Infectious energy and “suspicious stains”
So - what was it like being part of the PlayStation family? “It didn’t disappoint,” he says. Of course there were the launch parties and big events, but what excited Steve the most was working with passionate people - both the developers and the players. While user testing a finance app probably isn’t going to set anyone’s world on fire, participants are generally really enthusiastic about testing games, he says, and that enthusiasm is infectious. “If you bring in someone to play a game that perhaps hasn’t been announced or is years out from being finished and it’s part of a franchise that they care about, that’s definitely the most exciting that a person has done this month or possibly this year. There’s just really great energy in those playtests.”

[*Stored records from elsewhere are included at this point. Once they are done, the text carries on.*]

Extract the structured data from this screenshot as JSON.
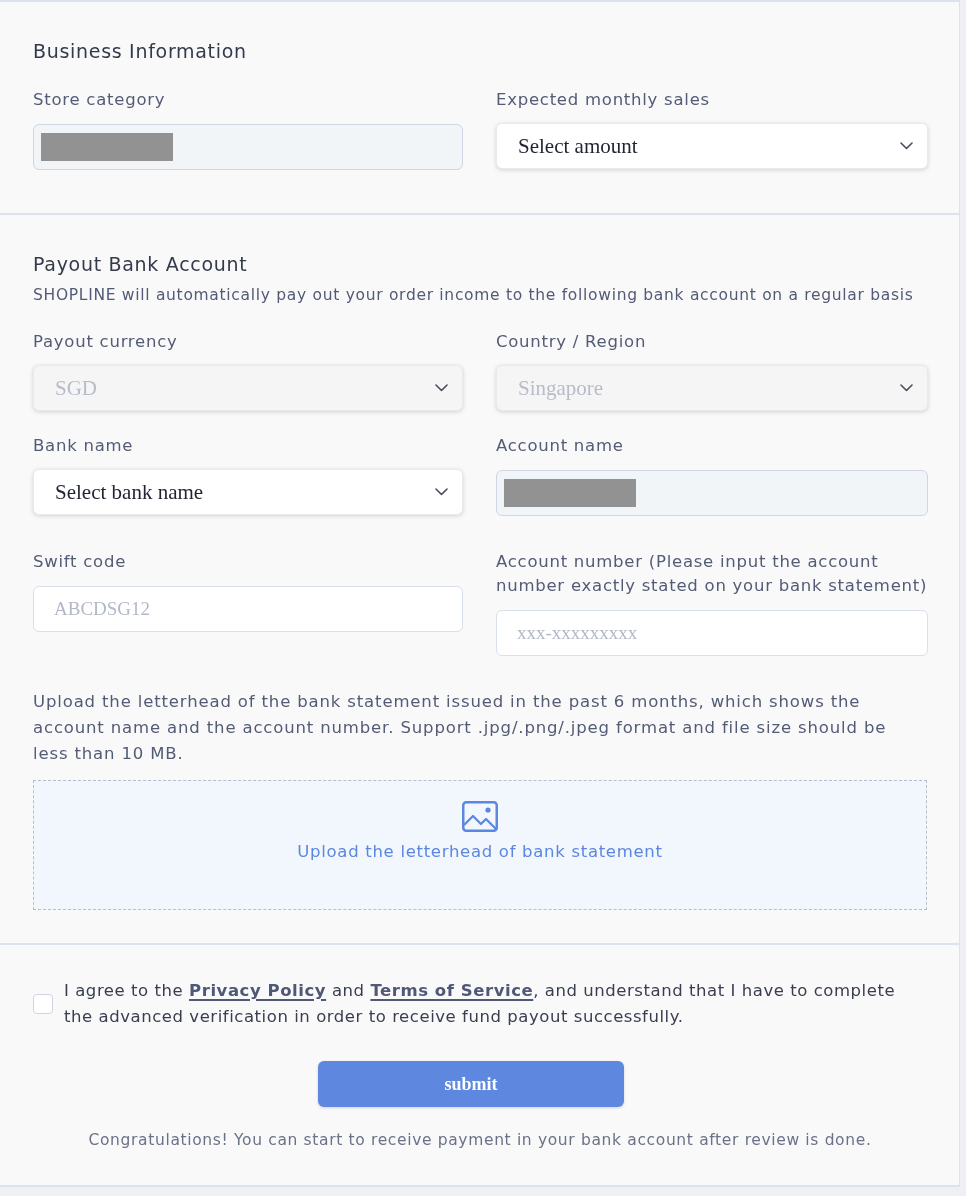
{
  "sections": [
    {
      "title": "Business Information",
      "fields": [
        {
          "kind": "input",
          "label": "Store category",
          "disabled": true,
          "redacted": true
        },
        {
          "kind": "select",
          "label": "Expected monthly sales",
          "value": "Select amount",
          "disabled": false
        }
      ]
    },
    {
      "title": "Payout Bank Account",
      "description": "SHOPLINE will automatically pay out your order income to the following bank account on a regular basis",
      "fields": [
        {
          "kind": "select",
          "label": "Payout currency",
          "value": "SGD",
          "disabled": true
        },
        {
          "kind": "select",
          "label": "Country / Region",
          "value": "Singapore",
          "disabled": true
        },
        {
          "kind": "select",
          "label": "Bank name",
          "value": "Select bank name",
          "disabled": false
        },
        {
          "kind": "input",
          "label": "Account name",
          "disabled": true,
          "redacted": true
        },
        {
          "kind": "input",
          "label": "Swift code",
          "placeholder": "ABCDSG12",
          "disabled": false,
          "redacted": false
        },
        {
          "kind": "input",
          "label": "Account number (Please input the account number exactly stated on your bank statement)",
          "placeholder": "xxx-xxxxxxxxx",
          "disabled": false,
          "redacted": false
        }
      ],
      "upload": {
        "instructions": "Upload the letterhead of the bank statement issued in the past 6 months, which shows the account name and the account number. Support .jpg/.png/.jpeg format and file size should be less than 10 MB.",
        "label": "Upload the letterhead of bank statement"
      }
    }
  ],
  "agreement": {
    "checked": false,
    "parts": [
      {
        "kind": "text",
        "text": "I agree to the "
      },
      {
        "kind": "link",
        "text": "Privacy Policy"
      },
      {
        "kind": "text",
        "text": " and "
      },
      {
        "kind": "link",
        "text": "Terms of Service"
      },
      {
        "kind": "text",
        "text": ", and understand that I have to complete the advanced verification in order to receive fund payout successfully."
      }
    ]
  },
  "submit": {
    "label": "submit"
  },
  "note": "Congratulations! You can start to receive payment in your bank account after review is done."
}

That said, it can be repetitive work. Steve says he’s watched hundreds of people play through the same tutorials, for instance, and estimates that he’s conducted about 20,000 combined hours of playtesting sessions. And as with any job involving the general public, it can be a bit unpredictable. “Especially working with kids games, I’ve had suspicious stains after they’ve left where maybe they’ve needed to go to the bathroom and didn’t want to stop playing,” he says. “Maybe that’s a good review for the game!” He’s also conducted sessions where participants have turned up drunk or high, and says that colleagues have even had brawls break out during tests.
A supportive community
Nevertheless, he loves the job - so much so that he’s written a book about it. How to Be a Games User Researcher collects all of Steve’s experiences in user research to date - from his time at Sony, and his time mentoring through to the consulting work he currently does - and turns it into a digestible guide on how to find a career in user research. It covers the kind of skills you’ll need, offers advice on how to design a good study and outlines ways of getting the experience you’ll need to get your first job.

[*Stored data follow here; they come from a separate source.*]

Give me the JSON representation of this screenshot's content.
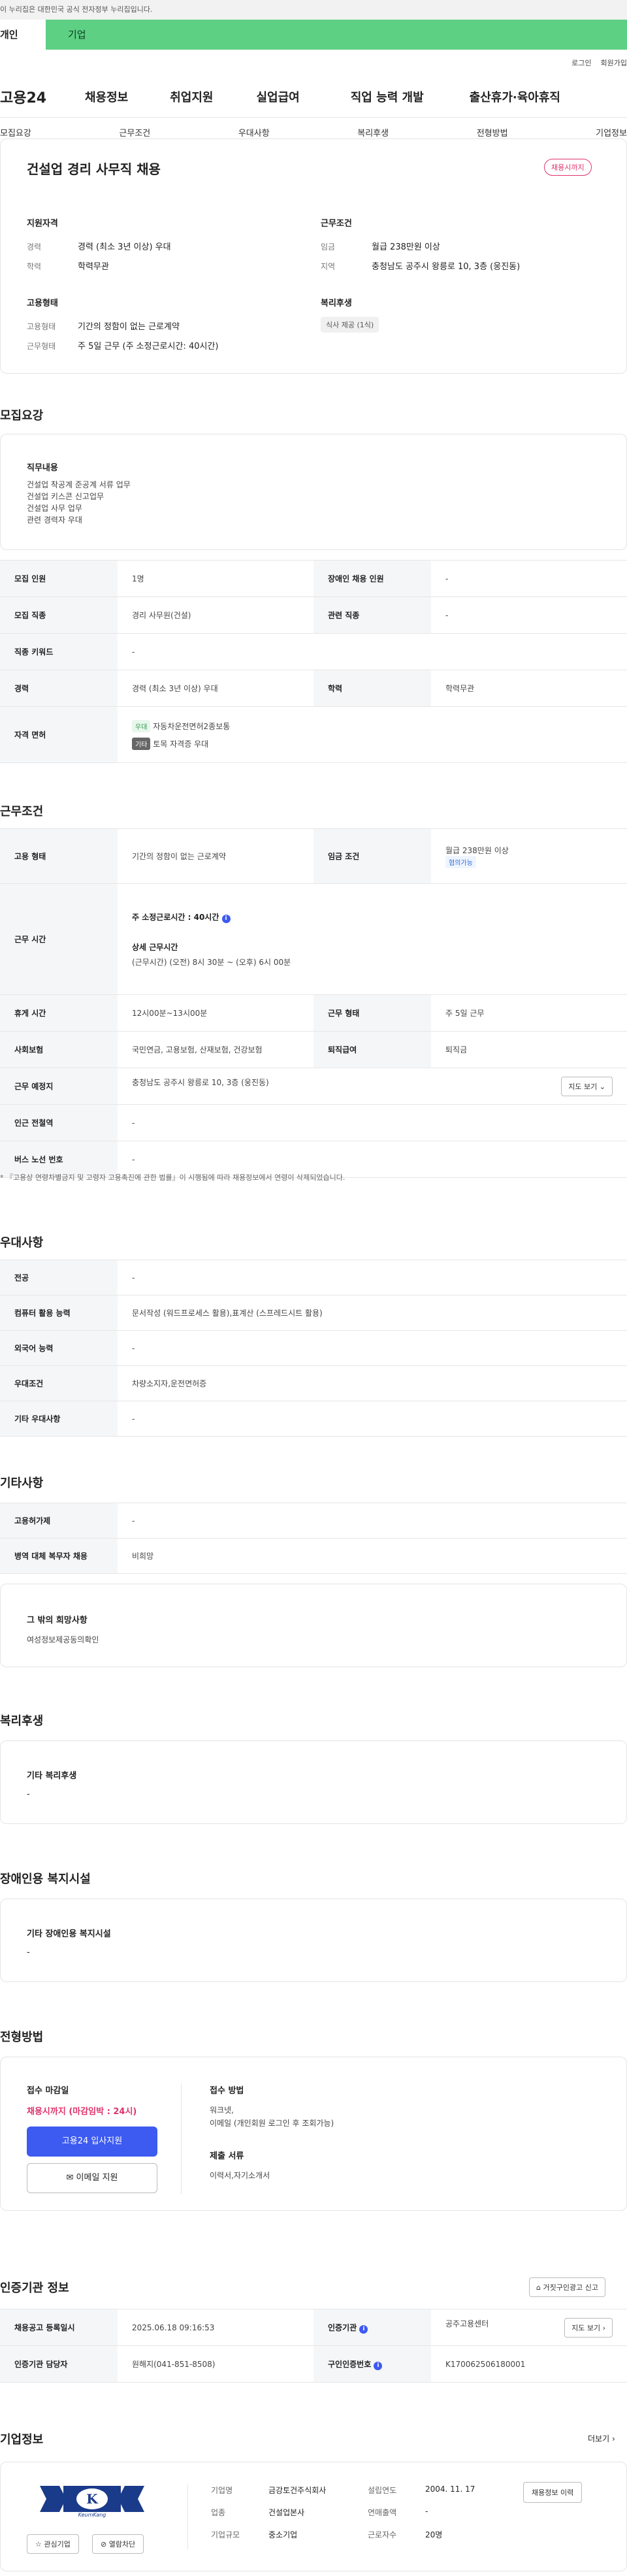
{
  "gov_banner": "이 누리집은 대한민국 공식 전자정부 누리집입니다.",
  "user_tabs": [
    "개인",
    "기업"
  ],
  "toplinks": [
    "로그인",
    "회원가입"
  ],
  "brand": "고용24",
  "gnb": [
    "채용정보",
    "취업지원",
    "실업급여",
    "직업 능력 개발",
    "출산휴가·육아휴직"
  ],
  "tabs": [
    "모집요강",
    "근무조건",
    "우대사항",
    "복리후생",
    "전형방법",
    "기업정보"
  ],
  "summary": {
    "title": "건설업 경리 사무직 채용",
    "badge": "채용시까지",
    "qual_title": "지원자격",
    "career_label": "경력",
    "career": "경력 (최소 3년 이상) 우대",
    "edu_label": "학력",
    "edu": "학력무관",
    "cond_title": "근무조건",
    "wage_label": "임금",
    "wage": "월급 238만원 이상",
    "loc_label": "지역",
    "loc": "충청남도 공주시 왕릉로 10, 3층 (웅진동)",
    "emp_title": "고용형태",
    "emptype_label": "고용형태",
    "emptype": "기간의 정함이 없는 근로계약",
    "worktype_label": "근무형태",
    "worktype": "주 5일 근무 (주 소정근로시간: 40시간)",
    "welfare_title": "복리후생",
    "welfare_chip": "식사 제공 (1식)"
  },
  "recruit": {
    "title": "모집요강",
    "duty_title": "직무내용",
    "duties": [
      "건설업 착공계 준공계 서류 업무",
      "건설업 키스콘 신고업무",
      "건설업 사무 업무",
      "관련 경력자 우대"
    ],
    "rows": {
      "count_k": "모집 인원",
      "count_v": "1명",
      "disabled_k": "장애인 채용 인원",
      "disabled_v": "-",
      "job_k": "모집 직종",
      "job_v": "경리 사무원(건설)",
      "related_k": "관련 직종",
      "related_v": "-",
      "kw_k": "직종 키워드",
      "kw_v": "-",
      "career_k": "경력",
      "career_v": "경력 (최소 3년 이상) 우대",
      "edu_k": "학력",
      "edu_v": "학력무관",
      "license_k": "자격 면허",
      "lic1_chip": "우대",
      "lic1": "자동차운전면허2종보통",
      "lic2_chip": "기타",
      "lic2": "토목 자격증 우대"
    }
  },
  "work": {
    "title": "근무조건",
    "emptype_k": "고용 형태",
    "emptype_v": "기간의 정함이 없는 근로계약",
    "wage_k": "임금 조건",
    "wage_v": "월급 238만원 이상",
    "wage_chip": "협의가능",
    "hours_k": "근무 시간",
    "hours_weekly": "주 소정근로시간 : 40시간",
    "hours_detail_t": "상세 근무시간",
    "hours_detail": "(근무시간) (오전) 8시 30분 ~ (오후) 6시 00분",
    "break_k": "휴게 시간",
    "break_v": "12시00분~13시00분",
    "wform_k": "근무 형태",
    "wform_v": "주 5일 근무",
    "ins_k": "사회보험",
    "ins_v": "국민연금, 고용보험, 산재보험, 건강보험",
    "sev_k": "퇴직급여",
    "sev_v": "퇴직금",
    "place_k": "근무 예정지",
    "place_v": "충청남도 공주시 왕릉로 10, 3층 (웅진동)",
    "map_btn": "지도 보기",
    "subway_k": "인근 전철역",
    "subway_v": "-",
    "bus_k": "버스 노선 번호",
    "bus_v": "-",
    "note": "* 『고용상 연령차별금지 및 고령자 고용촉진에 관한 법률』이 시행됨에 따라 채용정보에서 연령이 삭제되었습니다."
  },
  "pref": {
    "title": "우대사항",
    "major_k": "전공",
    "major_v": "-",
    "pc_k": "컴퓨터 활용 능력",
    "pc_v": "문서작성 (워드프로세스 활용),표계산 (스프레드시트 활용)",
    "lang_k": "외국어 능력",
    "lang_v": "-",
    "cond_k": "우대조건",
    "cond_v": "차량소지자,운전면허증",
    "etc_k": "기타 우대사항",
    "etc_v": "-"
  },
  "etc": {
    "title": "기타사항",
    "ins_k": "고용허가제",
    "ins_v": "-",
    "mil_k": "병역 대체 복무자 채용",
    "mil_v": "비희망",
    "wish_t": "그 밖의 희망사항",
    "wish_v": "여성정보제공동의확인"
  },
  "welfare": {
    "title": "복리후생",
    "sub": "기타 복리후생",
    "val": "-"
  },
  "disab": {
    "title": "장애인용 복지시설",
    "sub": "기타 장애인용 복지시설",
    "val": "-"
  },
  "process": {
    "title": "전형방법",
    "deadline_t": "접수 마감일",
    "deadline_v": "채용시까지 (마감임박 : 24시)",
    "apply_btn": "고용24 입사지원",
    "email_btn": "이메일 지원",
    "method_t": "접수 방법",
    "method_v1": "워크넷,",
    "method_v2": "이메일 (개인회원 로그인 후 조회가능)",
    "docs_t": "제출 서류",
    "docs_v": "이력서,자기소개서"
  },
  "auth": {
    "title": "인증기관 정보",
    "report_btn": "거짓구인광고 신고",
    "reg_k": "채용공고 등록일시",
    "reg_v": "2025.06.18 09:16:53",
    "org_k": "인증기관",
    "org_v": "공주고용센터",
    "map_btn": "지도 보기",
    "mgr_k": "인증기관 담당자",
    "mgr_v": "원해지(041-851-8508)",
    "num_k": "구인인증번호",
    "num_v": "K170062506180001"
  },
  "company": {
    "title": "기업정보",
    "more": "더보기",
    "logo_text": "KeumKang",
    "name_k": "기업명",
    "name_v": "금강토건주식회사",
    "est_k": "설립연도",
    "est_v": "2004. 11. 17",
    "ind_k": "업종",
    "ind_v": "건설업본사",
    "sales_k": "연매출액",
    "sales_v": "-",
    "size_k": "기업규모",
    "size_v": "중소기업",
    "emp_k": "근로자수",
    "emp_v": "20명",
    "jobs_btn": "채용정보 이력",
    "fav_btn": "관심기업",
    "block_btn": "열람차단"
  },
  "colors": {
    "accent": "#3d5af1",
    "pink": "#e0336a",
    "green": "#5ed084"
  }
}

Steve Bromley also started the Games User Research Mentoring Programme with IGDA, which connects prospective user researchers with professionals from big names companies like Sony, EA, Valve, Ubisoft and Microsoft. The scheme is a great way for anyone interested in user research to get some support and advice about conducting their own studies and to develop their skills.
So, hopefully you know a lot more about what a games user researcher does now than you did at the beginning of this article. If you are interested to learn more, Steve Bromley’s book is the obvious place to start, but he also suggests the book Just Enough Research by Erika Hall which he recommends not just to prospective user researchers but to anyone interested in design. Furthermore, there’s a lively Games Research and User Experience community (“grux” for short) that has its own Discord channel, LinkedIn community and more. Get it, get involved and who knows? Maybe you too could soon be making someone’s year by letting them play an early build of the next big PlayStation title.